When I finally got to treatment, my counselor said, let’s forget about the word alcoholic. She asked, do you think you have a drinking problem? I said, well, I don’t know what a drinking problem looks like. Of course I knew what she meant, but I still took any way out I could. She said, okay, let’s make it simple: does drinking cause you problems? That was a rough moment, because I could only answer yes: drinking causes me problems. I honestly did not know that, for people who drink normally, alcohol does not cause them problems. I know that sounds crazy, but my mind didn’t let me go there. So, the first step that I made towards finding recovery was understanding that drinking caused me problems.
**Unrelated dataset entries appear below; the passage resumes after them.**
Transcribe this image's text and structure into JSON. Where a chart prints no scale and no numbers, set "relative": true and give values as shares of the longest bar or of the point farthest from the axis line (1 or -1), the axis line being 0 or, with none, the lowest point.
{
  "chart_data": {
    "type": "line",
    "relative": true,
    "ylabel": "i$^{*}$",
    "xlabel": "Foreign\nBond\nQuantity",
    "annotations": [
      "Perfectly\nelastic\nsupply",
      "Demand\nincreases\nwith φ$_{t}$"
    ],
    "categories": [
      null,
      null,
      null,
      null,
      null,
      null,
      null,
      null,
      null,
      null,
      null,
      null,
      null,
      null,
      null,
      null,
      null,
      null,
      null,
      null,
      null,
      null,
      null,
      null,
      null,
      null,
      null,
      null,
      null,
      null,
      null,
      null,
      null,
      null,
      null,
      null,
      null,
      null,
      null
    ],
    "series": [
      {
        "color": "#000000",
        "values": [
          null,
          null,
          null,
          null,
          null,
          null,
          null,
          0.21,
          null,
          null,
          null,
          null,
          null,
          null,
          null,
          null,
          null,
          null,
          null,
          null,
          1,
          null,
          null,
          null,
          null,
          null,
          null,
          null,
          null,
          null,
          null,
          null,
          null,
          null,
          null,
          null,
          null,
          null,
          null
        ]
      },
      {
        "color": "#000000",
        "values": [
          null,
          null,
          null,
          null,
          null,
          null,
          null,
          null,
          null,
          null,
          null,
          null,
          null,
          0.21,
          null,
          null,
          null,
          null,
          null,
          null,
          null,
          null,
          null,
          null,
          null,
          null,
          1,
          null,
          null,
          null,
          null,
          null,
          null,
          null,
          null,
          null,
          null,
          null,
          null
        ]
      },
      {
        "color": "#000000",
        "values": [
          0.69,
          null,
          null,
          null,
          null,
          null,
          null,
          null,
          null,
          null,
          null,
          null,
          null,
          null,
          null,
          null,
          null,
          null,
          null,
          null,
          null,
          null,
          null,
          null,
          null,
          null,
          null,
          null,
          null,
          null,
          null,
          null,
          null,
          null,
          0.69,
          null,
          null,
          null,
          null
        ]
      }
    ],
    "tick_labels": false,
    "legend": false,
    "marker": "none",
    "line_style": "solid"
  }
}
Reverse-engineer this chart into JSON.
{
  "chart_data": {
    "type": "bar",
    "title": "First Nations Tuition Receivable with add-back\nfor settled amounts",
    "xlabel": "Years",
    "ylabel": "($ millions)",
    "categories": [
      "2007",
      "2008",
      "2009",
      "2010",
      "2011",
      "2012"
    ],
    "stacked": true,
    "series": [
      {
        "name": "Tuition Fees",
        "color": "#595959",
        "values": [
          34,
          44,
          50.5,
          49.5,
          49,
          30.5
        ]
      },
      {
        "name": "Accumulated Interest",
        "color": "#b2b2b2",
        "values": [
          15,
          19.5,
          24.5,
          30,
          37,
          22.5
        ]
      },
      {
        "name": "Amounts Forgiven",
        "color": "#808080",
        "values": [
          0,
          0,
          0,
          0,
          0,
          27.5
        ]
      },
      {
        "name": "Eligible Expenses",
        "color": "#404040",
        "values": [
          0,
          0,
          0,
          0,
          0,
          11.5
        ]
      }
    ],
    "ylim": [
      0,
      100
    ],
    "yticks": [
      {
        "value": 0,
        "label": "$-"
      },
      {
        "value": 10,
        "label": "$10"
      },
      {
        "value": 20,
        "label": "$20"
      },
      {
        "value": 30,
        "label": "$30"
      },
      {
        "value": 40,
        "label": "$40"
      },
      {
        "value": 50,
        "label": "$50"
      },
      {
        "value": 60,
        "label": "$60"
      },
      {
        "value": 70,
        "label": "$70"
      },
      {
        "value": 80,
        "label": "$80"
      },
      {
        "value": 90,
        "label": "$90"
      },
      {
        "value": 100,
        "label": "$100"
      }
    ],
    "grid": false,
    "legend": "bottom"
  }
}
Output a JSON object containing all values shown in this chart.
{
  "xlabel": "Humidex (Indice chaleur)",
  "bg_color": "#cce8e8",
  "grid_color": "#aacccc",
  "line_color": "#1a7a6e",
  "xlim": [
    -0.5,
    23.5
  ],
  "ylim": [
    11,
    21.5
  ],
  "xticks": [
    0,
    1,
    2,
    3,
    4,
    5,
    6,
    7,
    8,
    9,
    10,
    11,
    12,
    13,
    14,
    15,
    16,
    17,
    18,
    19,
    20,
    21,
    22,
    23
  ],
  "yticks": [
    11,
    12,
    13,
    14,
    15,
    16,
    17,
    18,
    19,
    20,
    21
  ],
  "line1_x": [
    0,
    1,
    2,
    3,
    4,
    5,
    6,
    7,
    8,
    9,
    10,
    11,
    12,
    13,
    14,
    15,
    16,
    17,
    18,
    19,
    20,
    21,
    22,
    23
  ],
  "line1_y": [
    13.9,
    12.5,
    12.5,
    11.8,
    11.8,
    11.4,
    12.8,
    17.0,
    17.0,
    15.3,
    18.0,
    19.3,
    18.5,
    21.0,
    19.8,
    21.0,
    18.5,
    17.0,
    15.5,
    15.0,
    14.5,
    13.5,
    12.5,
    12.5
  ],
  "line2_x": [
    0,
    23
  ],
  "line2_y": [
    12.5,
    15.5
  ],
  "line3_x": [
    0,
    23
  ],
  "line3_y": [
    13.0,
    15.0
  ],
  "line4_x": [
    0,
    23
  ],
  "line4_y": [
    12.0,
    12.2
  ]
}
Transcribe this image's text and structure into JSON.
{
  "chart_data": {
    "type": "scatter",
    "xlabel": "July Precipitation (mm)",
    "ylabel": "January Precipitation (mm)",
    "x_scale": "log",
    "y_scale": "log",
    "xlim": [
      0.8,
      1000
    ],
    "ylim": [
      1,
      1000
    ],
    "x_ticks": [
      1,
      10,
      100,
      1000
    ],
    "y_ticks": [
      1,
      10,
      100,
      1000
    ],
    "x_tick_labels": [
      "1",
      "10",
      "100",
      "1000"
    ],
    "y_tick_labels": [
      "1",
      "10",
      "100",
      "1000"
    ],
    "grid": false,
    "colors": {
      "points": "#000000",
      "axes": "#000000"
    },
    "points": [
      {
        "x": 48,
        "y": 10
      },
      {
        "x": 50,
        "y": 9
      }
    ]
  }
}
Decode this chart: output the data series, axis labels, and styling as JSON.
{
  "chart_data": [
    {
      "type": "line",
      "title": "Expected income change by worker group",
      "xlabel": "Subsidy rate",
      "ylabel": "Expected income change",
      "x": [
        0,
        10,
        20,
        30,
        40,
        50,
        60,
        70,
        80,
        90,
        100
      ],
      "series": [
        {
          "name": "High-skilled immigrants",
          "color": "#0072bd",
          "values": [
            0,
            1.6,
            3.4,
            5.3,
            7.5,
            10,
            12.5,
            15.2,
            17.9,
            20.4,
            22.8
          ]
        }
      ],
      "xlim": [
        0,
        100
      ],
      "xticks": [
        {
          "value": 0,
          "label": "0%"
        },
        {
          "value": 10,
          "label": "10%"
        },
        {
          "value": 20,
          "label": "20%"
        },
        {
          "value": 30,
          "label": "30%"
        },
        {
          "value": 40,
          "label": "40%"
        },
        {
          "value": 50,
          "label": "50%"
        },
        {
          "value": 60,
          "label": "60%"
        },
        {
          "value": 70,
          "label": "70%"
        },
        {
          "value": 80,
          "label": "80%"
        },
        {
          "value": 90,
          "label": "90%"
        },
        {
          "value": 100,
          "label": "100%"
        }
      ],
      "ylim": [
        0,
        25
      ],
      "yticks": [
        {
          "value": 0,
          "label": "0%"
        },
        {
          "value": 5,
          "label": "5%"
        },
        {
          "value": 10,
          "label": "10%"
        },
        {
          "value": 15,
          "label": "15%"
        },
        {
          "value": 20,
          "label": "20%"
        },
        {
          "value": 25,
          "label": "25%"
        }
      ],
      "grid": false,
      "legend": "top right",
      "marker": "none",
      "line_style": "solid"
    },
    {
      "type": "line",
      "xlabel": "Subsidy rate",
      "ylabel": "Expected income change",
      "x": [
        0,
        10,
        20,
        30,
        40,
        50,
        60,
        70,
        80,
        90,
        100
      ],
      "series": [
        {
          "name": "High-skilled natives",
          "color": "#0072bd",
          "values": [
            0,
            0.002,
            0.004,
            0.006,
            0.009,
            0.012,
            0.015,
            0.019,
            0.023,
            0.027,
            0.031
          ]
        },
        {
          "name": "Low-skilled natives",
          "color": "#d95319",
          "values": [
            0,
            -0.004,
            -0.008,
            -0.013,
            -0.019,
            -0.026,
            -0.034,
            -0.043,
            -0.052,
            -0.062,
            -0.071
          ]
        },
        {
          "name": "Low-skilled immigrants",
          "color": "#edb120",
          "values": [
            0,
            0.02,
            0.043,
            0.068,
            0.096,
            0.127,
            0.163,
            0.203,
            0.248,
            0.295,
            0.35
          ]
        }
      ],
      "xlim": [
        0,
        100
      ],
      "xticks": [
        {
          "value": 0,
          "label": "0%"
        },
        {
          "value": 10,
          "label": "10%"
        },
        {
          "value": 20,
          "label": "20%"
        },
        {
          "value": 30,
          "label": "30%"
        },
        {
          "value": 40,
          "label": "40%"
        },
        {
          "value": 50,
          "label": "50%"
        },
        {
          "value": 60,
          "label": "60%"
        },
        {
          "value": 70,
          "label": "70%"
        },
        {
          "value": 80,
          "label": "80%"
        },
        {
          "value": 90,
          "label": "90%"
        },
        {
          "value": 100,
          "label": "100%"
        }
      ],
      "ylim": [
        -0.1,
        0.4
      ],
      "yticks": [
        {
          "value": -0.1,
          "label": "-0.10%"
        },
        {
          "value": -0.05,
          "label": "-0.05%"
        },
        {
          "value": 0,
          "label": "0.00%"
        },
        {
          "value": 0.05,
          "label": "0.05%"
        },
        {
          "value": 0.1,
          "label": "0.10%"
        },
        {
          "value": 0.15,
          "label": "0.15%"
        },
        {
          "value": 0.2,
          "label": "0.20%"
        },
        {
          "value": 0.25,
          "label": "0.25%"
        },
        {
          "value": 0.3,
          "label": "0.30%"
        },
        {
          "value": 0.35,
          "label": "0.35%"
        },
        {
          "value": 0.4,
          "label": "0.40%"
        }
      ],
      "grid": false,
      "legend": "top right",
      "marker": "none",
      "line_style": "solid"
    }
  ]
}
It seems so simple looking back, but it wasn’t at the time. A big part of my story was letting go of what I thought all the labels meant, and understanding that I was using them as an excuse not to face facts. No matter whether or not it was a “drinking problem”, whether I was a “drug addict” or an “alcoholic”, whether I’d need to be in recovery or sober for the rest of my life, I had to get down to the basic facts of the situation. And the fact was that, when I ingested alcohol, I had problems as a result of alcohol. What didn’t matter was whether I drank in the morning, what kind of alcohol I drank, where I lived, how old I was, or what my gender is. All that mattered was, when I ingest this substance, I have problems.
When you can start from that basic place, you can start to look at the causes and the conditions of what is making your life unmanageable. With more than 10 years in recovery, I promise you that there is a way out, that there is hope. All you need to do is reach out for help, let go, and get started.